- bouwjaar
-
onderbouw 1895
- bestemming
Het malen van graan, thans op vrijwillige basis
- molenmaker
- Fa. Wijnveen, Voorthuizen (1911)
- voorganger
- omwentelingen
- eigendomshistorie
De vorige eigenaren waren:
H. Mulder (1895 - 1918)
A. Mulder (1918 - 1948)
Fa. A. Mulder & Zonen (1948 - 1964)
Mulder & Zonen C.V. (1964 - 1975)
De gemeente Ede is eigenaar vanaf 1975.- geschiedenis
-
Vóór 1895 stond op deze plaats een standerdmolen. Toen H. Mulder zich hier in dat jaar als molenaar vestigde, liet hij deze bouwvallig geworden molen afbreken en een stellingmolen bouwen.
Al in 1911 brandde deze na blikseminslag af, slechts het stenen voetstuk bleef intact. Het jaar daarop is de molen herbouwd met gebruik van slooponderdelen van elders. Zo is het achtkant onmiskenbaar Fries en diende zeer waarschijnlijk een pelmolen. Vermoedelijk dateert dat achtkant uit 1801: met dezelfde beitel als waarmee de telmerken in stijlen en korbelen zijn aangebracht, is ook dat jaartal ingehakt.
De herkomst van de molen heeft inmiddels een wetenschappelijke onderbouwing gekregen: in december 2014 zijn er voor het bepalen van de ouderdom van achtkant en kap vijf boormonsters genomen voor zgn. dendrochronologisch onderzoek. Conclusies: de boom voor de grenen achtkantstijl nummer II moet rond 1790 zijn gekapt en die voor nummer VI rond 1780. De bomen zijn afkomstig uit Noordoost Polen. Dit spoort behoorlijk met het ingehakte jaartal 1801 dus dat achtkant zou inderdaad van 1801 kunnen zijn.
De (voor deze molen wat grote) kap lijkt echter een Zaanse oorsprong te hebben. De eik die gebruikt is voor de penbalk moet rond 1875 in het Weser-Leinebergland zijn gekapt.
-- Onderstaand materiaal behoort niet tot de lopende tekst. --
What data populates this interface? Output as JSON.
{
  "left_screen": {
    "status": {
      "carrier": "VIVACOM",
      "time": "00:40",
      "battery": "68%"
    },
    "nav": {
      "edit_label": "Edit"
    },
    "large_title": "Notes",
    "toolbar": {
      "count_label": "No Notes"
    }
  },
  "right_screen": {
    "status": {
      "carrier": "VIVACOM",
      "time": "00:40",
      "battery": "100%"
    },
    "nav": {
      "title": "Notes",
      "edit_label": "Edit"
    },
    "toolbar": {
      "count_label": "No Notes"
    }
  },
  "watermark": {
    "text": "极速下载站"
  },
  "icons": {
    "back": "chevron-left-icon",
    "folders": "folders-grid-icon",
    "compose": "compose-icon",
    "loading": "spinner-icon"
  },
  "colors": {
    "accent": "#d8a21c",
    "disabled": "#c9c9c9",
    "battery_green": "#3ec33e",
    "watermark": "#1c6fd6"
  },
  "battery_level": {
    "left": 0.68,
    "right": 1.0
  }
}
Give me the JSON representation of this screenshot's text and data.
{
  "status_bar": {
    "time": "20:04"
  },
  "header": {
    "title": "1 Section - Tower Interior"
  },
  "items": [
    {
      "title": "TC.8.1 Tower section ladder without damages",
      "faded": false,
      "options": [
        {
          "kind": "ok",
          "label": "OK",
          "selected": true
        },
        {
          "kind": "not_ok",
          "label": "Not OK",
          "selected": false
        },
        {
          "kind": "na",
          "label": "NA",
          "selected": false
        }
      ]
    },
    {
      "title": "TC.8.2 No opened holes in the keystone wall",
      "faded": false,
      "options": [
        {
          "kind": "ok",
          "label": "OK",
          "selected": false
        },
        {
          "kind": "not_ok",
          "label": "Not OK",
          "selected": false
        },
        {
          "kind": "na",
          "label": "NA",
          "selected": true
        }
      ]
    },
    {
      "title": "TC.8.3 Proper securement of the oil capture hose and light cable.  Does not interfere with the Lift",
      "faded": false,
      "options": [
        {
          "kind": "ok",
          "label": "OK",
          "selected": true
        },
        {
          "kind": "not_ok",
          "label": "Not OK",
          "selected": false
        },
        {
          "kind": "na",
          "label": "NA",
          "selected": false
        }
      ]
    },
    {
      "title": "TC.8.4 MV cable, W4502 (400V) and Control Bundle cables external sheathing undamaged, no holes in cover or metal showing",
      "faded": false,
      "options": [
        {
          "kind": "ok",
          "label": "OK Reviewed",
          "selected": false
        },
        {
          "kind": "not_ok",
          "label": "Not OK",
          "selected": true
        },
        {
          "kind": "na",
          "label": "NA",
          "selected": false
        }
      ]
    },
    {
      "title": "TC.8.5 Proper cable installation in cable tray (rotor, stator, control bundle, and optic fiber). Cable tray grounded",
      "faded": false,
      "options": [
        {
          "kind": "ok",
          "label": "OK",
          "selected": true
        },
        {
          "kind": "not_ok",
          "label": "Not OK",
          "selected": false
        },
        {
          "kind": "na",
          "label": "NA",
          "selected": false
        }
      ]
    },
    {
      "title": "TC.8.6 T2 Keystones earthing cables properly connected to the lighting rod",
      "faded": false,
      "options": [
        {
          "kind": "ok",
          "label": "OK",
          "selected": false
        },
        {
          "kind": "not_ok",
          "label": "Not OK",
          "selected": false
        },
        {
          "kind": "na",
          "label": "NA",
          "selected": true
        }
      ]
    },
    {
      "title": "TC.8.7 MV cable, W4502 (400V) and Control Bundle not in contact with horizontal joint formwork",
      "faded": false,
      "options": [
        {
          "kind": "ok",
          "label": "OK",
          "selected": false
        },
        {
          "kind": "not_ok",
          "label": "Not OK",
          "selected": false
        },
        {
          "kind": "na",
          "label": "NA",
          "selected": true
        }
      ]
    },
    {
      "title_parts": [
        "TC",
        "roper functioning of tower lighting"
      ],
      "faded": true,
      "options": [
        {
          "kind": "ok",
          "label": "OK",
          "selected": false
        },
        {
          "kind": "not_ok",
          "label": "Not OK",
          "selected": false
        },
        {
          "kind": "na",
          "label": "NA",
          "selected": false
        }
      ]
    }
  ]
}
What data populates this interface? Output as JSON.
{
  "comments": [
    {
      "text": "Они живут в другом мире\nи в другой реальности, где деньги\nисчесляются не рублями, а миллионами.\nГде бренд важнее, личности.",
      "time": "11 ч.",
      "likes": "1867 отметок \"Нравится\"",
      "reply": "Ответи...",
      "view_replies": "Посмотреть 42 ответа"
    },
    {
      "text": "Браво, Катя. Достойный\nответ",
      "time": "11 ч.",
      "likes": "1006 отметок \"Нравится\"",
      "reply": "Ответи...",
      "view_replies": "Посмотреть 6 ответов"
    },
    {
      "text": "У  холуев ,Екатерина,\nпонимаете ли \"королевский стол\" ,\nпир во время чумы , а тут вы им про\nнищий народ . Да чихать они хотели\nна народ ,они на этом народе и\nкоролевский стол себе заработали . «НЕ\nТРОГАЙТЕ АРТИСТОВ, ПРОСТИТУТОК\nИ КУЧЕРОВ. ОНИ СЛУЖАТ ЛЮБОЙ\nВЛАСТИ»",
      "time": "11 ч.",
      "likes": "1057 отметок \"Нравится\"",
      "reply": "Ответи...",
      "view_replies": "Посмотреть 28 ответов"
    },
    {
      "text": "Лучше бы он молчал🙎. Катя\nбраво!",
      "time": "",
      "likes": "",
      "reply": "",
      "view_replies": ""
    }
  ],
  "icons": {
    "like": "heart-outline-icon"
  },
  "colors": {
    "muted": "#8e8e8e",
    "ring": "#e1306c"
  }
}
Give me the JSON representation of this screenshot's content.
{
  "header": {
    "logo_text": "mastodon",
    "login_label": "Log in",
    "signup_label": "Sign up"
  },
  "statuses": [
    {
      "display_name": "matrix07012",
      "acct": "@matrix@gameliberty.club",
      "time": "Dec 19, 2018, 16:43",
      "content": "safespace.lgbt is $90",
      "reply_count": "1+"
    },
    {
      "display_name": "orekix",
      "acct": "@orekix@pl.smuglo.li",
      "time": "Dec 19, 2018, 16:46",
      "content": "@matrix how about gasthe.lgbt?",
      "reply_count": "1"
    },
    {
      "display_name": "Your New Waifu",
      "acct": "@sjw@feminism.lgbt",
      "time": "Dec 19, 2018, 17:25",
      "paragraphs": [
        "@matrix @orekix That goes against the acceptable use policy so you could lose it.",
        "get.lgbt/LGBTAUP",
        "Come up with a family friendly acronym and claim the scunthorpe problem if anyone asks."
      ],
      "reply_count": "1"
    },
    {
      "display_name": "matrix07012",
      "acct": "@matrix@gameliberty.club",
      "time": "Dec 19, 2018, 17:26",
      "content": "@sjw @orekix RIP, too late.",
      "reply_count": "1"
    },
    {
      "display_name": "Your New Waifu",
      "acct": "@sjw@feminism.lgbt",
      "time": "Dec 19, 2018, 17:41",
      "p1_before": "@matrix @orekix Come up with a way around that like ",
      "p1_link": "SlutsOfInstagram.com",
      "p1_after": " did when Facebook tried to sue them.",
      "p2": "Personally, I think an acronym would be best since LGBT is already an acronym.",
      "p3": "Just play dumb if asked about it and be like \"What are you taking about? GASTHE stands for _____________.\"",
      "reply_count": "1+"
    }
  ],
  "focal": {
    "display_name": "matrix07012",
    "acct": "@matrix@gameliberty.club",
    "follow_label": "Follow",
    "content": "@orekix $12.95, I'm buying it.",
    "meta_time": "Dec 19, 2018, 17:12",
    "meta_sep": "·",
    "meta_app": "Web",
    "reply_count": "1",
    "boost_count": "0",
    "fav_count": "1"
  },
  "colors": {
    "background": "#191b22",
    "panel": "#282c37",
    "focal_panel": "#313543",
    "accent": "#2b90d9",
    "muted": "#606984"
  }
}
Het zat molenaar Mulder na de herbouw in 1911 bepaald niet mee: bij een storm op 16 februari 1916 braken zowel de toen aanwezige houten als de ijzeren roede; in hun val werd ook de stelling vernield. De molen werd evenwel snel hersteld.
In "De Molenaar" van 28 januari 1920 zette A. Mulder zijn molen, woning met boerderij en nog een stuk grond te koop. Evenwel kocht hij korte tijd later, met een behoorlijk verlies, de hele zaak terug.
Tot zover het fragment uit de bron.